A rape is broadcast in Sweden, putting scrutiny on role of Facebook Live
It was broadcast, live, to thousands of viewers: three men in an apartment, raping a young woman. The men could be heard saying, “You have been raped” and “Three against one,” according to Swedish newspaper Expressen.
Others told reporters that the men in the video held the victim at gunpoint and forced her to say that she hadn’t been attacked. Linda Johansson told Swedish Television News that one of the men “was putting the words in her mouth,” and that he “was very derisive and laughed throughout.”
As the police heard the reports, they asked that anyone who had seen the video make images available to law enforcement. According to Swedish Television News, hundreds likely saw the video, and images of the rape suspects were shared widely on social media.

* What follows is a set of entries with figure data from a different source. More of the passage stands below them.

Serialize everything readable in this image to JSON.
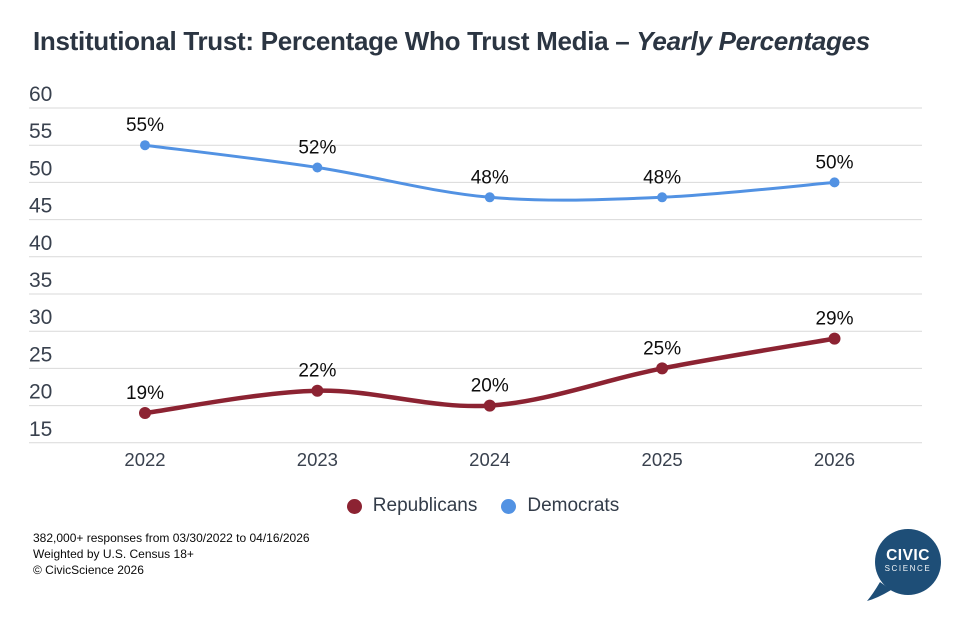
{
  "title": {
    "main": "Institutional Trust: Percentage Who Trust Media",
    "separator": "–",
    "emphasis": "Yearly Percentages"
  },
  "chart_data": {
    "type": "line",
    "categories": [
      "2022",
      "2023",
      "2024",
      "2025",
      "2026"
    ],
    "series": [
      {
        "name": "Republicans",
        "color": "#8c2332",
        "values": [
          19,
          22,
          20,
          25,
          29
        ],
        "labels": [
          "19%",
          "22%",
          "20%",
          "25%",
          "29%"
        ]
      },
      {
        "name": "Democrats",
        "color": "#5292e3",
        "values": [
          55,
          52,
          48,
          48,
          50
        ],
        "labels": [
          "55%",
          "52%",
          "48%",
          "48%",
          "50%"
        ]
      }
    ],
    "yticks": [
      "60",
      "55",
      "50",
      "45",
      "40",
      "35",
      "30",
      "25",
      "20",
      "15"
    ],
    "ylim": [
      15,
      60
    ],
    "grid": true,
    "gridline_color": "#d9d9d9",
    "axis_label_color": "#39414e",
    "data_label_color": "#0d0d0d",
    "legend_position": "bottom-center",
    "xlabel": "",
    "ylabel": ""
  },
  "legend": [
    {
      "label": "Republicans",
      "color": "#8c2332"
    },
    {
      "label": "Democrats",
      "color": "#5292e3"
    }
  ],
  "footer": {
    "line1": "382,000+ responses from 03/30/2022 to 04/16/2026",
    "line2": "Weighted by U.S. Census 18+",
    "line3": "© CivicScience 2026"
  },
  "logo": {
    "line1": "CIVIC",
    "line2": "SCIENCE",
    "color": "#1e4e77"
  }
}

On Monday, police arrested three men, ages 18, 20 and 24, in Uppsala, Sweden.
Christine Chen, a Facebook spokeswoman, told The New York Times that, “this is a hideous crime and we do not tolerate this kind of content on Facebook.” She added that, “if someone does violate our community standards while using Live, we want to interrupt these streams as quickly as possible when they’re reported to us. So we’ve given people a way to report violations during a live broadcast.”
It is not the first alleged crime to have been broadcast on Facebook Live. On January 5, four people in Chicago were charged with aggravated kidnapping and a hate crime after allegedly beating and abusing a mentally disabled man in an attack that was broadcast on the social network.

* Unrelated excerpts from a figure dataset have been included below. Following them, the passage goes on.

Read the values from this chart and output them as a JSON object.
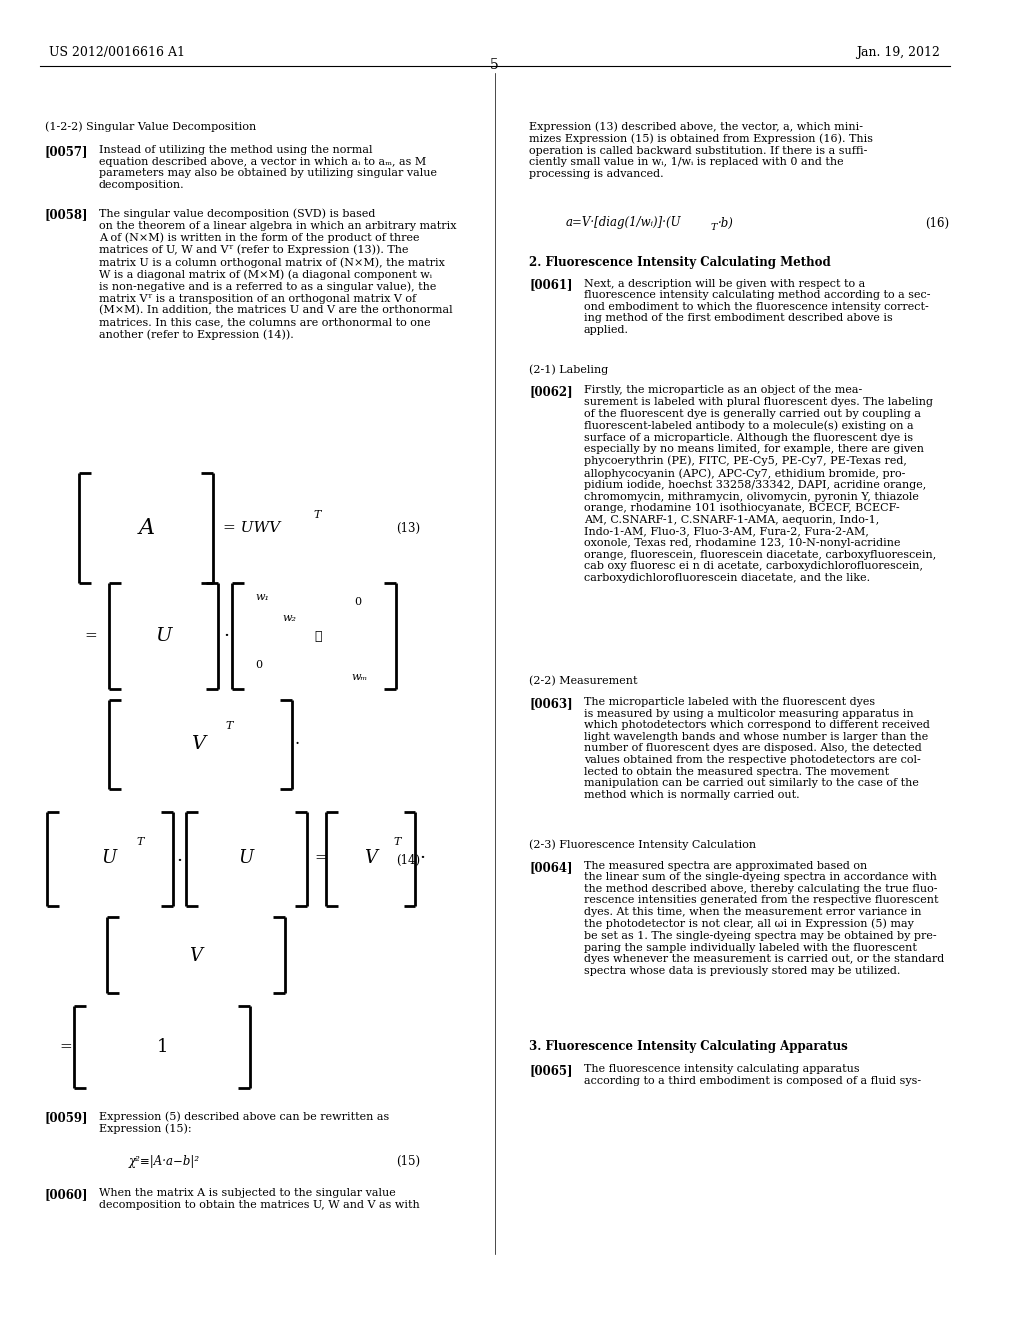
{
  "bg_color": "#ffffff",
  "header_left": "US 2012/0016616 A1",
  "header_right": "Jan. 19, 2012",
  "page_number": "5"
}
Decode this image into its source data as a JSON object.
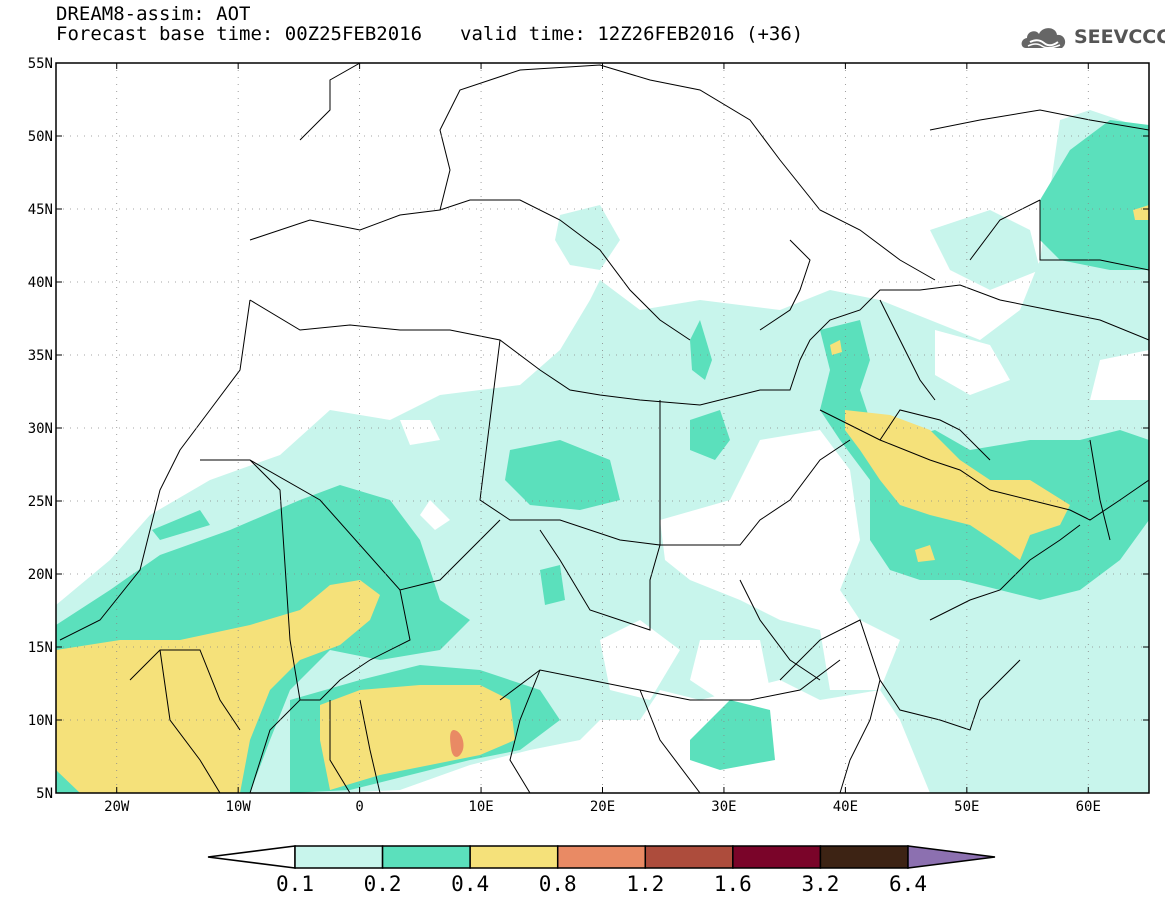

Meanwhile, countries across Europe have been grappling with ways to fight sexual assault. A European Commission study last year found widespread disagreement on what counts as rape across the continent. In some countries, 55 per cent of the population said that sex without consent is justifiable if a woman wears revealing clothing, flirts or gets drunk. Overall, 27 per cent of Europeans agreed.
Lawmakers in some countries have responded by tightening their laws. Germany recently rewrote its relatively lax sexual assault laws. Now, if someone has sex with someone after they say “no,” that’s rape even if the victim doesn’t physically struggle. This week, the Irish government passed a new measure that would explicitly outlaw sex with someone who is passed-out drunk.

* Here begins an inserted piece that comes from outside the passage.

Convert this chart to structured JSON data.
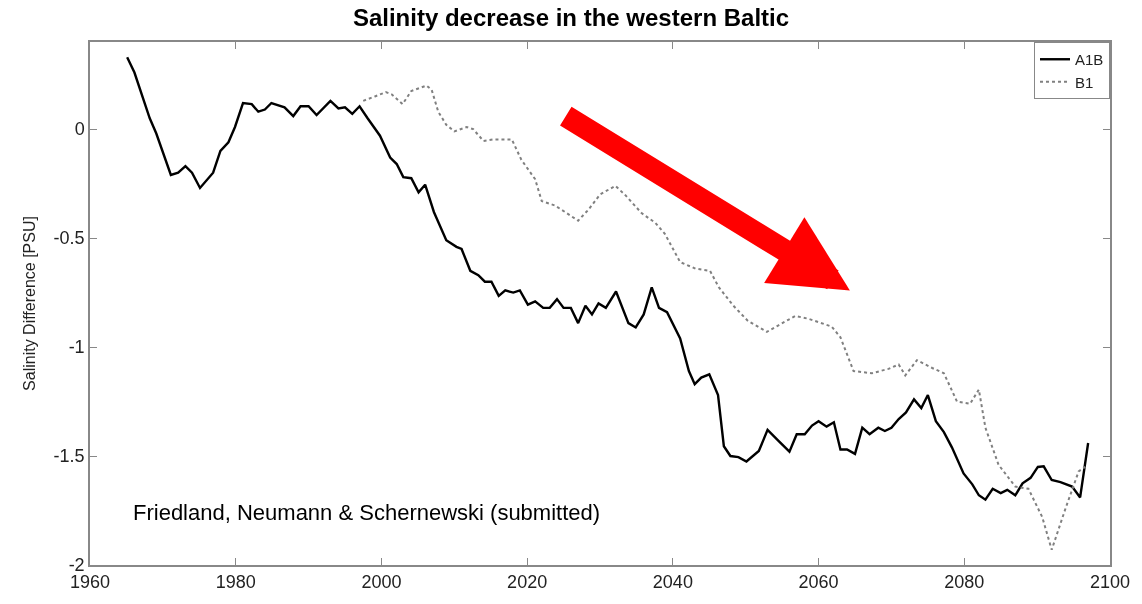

Under old Irish law, a rape has occurred if “a person has not consented to intercourse and/or if the perpetrator was reckless as to whether the victim did or did not consent.”
That ambiguous wording left courts to determine exactly where the lines and limits were. The new law, legislators hope, clears up what should have already been obvious: that without vocal, continued consent, sex is rape.
Advocates for sexual assault victims have been pushing for stronger laws since the 1980s. But the issue faced new, intense scrutiny last year, when a rape case exploded in the media. A Polish national was found guilty of rape after he was caught “caressing and kissing” the neck of a woman who was passed out drunk at a bar. Video footage showed that the man had also unbuttoned the victim’s pants. Police were summoned and when they woke the victim, she said she had never met the man.
In a victim impact report, the woman said: “Before the incident, I would have described myself as a positive person. I was horrified and extremely embarrassed to see the footage. I felt ashamed and angry with myself.”